Und in den anderen beiden Siedlungen?

Im Rhino-Camp, wo 170 000 Flüchtlinge leben, sorgen Pastoren, die selbst aus dem Südsudan geflüchtet sind, für rund Waisenkinder. Sie möchten ein Center errichten, wo die Kinder schlafen und regelmäßig essen können und wo man sich um sie kümmert. Wir können leider nicht allen Flüchtlingen dort helfen, aber das Schicksal der Kinder hat uns wirklich bewegt. Wir finanzieren im Rhino-Camp das Zelt für das Center, die Betreuer und stocken die Essensrationen auf – pro Person werden dort drei, vier Kilo Mais und Bohnen pro Monat ausgeteilt, das ist gar nichts. Ein anderes Problem ist die Schulbildung: 1500 Kinder werden von nur drei Lehrern unterrichtet – die Pastoren sagen, wenn die Generation für längere Zeit in der Flüchtlingssiedlung lebt, wird sie eine ungebildete sein.

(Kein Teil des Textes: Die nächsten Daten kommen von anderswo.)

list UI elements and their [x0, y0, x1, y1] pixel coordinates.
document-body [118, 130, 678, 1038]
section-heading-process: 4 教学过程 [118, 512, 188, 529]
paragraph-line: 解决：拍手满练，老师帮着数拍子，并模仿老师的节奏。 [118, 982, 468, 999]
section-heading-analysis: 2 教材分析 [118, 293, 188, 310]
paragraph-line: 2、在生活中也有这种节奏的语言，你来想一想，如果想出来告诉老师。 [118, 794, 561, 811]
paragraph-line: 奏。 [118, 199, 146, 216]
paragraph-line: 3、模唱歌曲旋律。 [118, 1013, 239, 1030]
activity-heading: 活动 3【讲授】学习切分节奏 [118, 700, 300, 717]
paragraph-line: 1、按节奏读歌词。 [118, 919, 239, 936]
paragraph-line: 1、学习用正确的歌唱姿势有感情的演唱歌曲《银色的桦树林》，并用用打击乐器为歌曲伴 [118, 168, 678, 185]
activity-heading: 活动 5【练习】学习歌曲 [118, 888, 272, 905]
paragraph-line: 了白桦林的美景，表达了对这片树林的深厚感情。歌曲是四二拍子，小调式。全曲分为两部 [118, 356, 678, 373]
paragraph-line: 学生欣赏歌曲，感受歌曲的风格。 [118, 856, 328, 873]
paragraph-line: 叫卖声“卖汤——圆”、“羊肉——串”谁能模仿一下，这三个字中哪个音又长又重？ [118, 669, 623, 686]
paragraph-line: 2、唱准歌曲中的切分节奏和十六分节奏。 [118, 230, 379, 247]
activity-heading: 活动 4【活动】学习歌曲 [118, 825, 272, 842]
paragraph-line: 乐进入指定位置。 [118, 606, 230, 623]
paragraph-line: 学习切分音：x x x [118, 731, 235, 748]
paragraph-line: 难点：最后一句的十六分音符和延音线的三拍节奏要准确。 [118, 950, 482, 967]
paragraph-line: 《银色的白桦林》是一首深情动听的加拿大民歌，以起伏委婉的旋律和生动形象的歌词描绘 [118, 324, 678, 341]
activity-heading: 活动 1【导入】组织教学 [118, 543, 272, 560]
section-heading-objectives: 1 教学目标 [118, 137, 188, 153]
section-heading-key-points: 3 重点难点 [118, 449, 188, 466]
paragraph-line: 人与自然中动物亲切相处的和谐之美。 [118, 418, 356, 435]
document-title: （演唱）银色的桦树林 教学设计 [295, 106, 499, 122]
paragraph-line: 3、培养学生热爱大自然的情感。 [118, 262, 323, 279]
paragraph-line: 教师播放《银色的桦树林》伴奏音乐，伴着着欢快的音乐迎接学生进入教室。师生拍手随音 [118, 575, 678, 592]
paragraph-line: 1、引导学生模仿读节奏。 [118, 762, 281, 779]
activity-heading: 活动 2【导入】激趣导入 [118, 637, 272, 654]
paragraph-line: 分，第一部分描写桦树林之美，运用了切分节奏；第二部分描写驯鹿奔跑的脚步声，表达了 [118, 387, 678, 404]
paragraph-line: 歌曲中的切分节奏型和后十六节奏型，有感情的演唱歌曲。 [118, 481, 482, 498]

Das Bidi Bidi-Camp ist mit über 270.000 Flüchtlingen das weltweit größte Flüchtlingscamp. Als wir durchgefahren sind, dachte ich, es hört nie auf. Die Menschen sind arm, oft krank und hungrig, und traumatisiert. Sie haben keine Hoffnung. Die dortigen Pastoren versuchen, durch Seelsorge zu helfen, aber sie sind selbst Flüchtlinge. Sie hatten nur eine einzige Bibel, die von allen genutzt wurde. Wir haben 100 englischsprachige und 900 Bibeln in Stammessprache gespendet. Die Freude der Menschen dort war unbeschreiblich – für die Pastoren war es ein Wunder, dass jemand aus Deutschland kam und ihnen half, dass sie nicht vergessen sind. Wir möchten sie auch weiterhin in dieser Arbeit unterstützen und finanzieren ein angepasstes Ausbildungsprogramm.

Neben diesen längerfristigen Projekten haben Sie aber auch direkt vor Ort geholfen.

Ja, wir haben zahlreiche Hilfspakete eingekauft und geschnürt, mit allem, was die Menschen dort brauchen. Das reichte von Geschirr über Lebensmittel und Hygieneartikel bis zu Decken – nachts wird es in Norduganda kalt und die Flüchtlinge schlafen ohne Decken und Kissen auf dem Sandboden. Wir sind bis an unser finanzielles Limit gegangen, aber es ist dort nur ein Tropfen auf den heißen Stein. Unser Fokus liegt derzeit auf den Kindern in den drei Camps, denen man mit relativ wenig Geld einen sicheren Ort und Versorgung ermöglichen kann.

Wir danken der Trossinger Zeitung für das gemeinsame Interview.